Gillick would not name the other team, though he did say the proposed deal could involve someone from the Phils' 25-man roster. Best guess: Bourn.

Pitching isn't the only area the Phils are trying to upgrade. They'd like to add power to the outfield corners, though Gillick didn't sound optimistic about landing any. The Phils, who lead the NL in runs, can survive with the offense they have. They probably can't with this pitching staff.

"We need consistency from our pitching," manager Charlie Manuel said about a dozen times before last night's game.

Manuel had been making open pleas for pitching help, but has calmed down on that front. Maybe J.D. Durbin's shutout in San Diego on Sunday cooled his jets. Or maybe he was asked to cool them.

"In the situation we have, it's important I stay positive instead of negative," Manuel said.

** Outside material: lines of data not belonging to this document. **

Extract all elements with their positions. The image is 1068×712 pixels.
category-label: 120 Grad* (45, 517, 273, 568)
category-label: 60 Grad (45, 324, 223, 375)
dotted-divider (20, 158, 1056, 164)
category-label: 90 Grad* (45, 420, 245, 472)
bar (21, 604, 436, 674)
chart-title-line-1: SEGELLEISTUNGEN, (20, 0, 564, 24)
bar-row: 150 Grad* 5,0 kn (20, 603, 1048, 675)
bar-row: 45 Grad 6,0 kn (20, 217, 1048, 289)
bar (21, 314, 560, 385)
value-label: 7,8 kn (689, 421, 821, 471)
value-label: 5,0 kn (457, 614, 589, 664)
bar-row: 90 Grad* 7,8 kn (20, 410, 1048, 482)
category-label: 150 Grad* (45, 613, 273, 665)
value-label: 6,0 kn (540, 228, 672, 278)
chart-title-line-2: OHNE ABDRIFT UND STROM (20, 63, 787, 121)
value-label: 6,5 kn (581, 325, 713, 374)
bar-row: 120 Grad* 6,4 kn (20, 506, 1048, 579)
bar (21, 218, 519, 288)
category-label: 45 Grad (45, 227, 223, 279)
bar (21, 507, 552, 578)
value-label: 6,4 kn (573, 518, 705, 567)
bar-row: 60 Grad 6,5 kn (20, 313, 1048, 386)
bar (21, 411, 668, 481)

Manuel sent Kyle Kendrick to the mound last night against Washington and the rookie pitched well in his eighth big-league start. The Phillies have won six of those starts. Clearly, the 22-year-old righthander has contributed. Durbin, another rookie, has also helped recently, winning two of three starts after landing with his fourth organization this season.

The contributions of Kendrick and Durbin haven't cured this team's need for pitching, though. Manuel might not be publicly pleading for more help, but that league-worst ERA is.

This team has the offense to stick around. But it needs more pitching. Myers will be a nice addition, but the Phils can't stop there. Six days. Tick. Tick. Tick.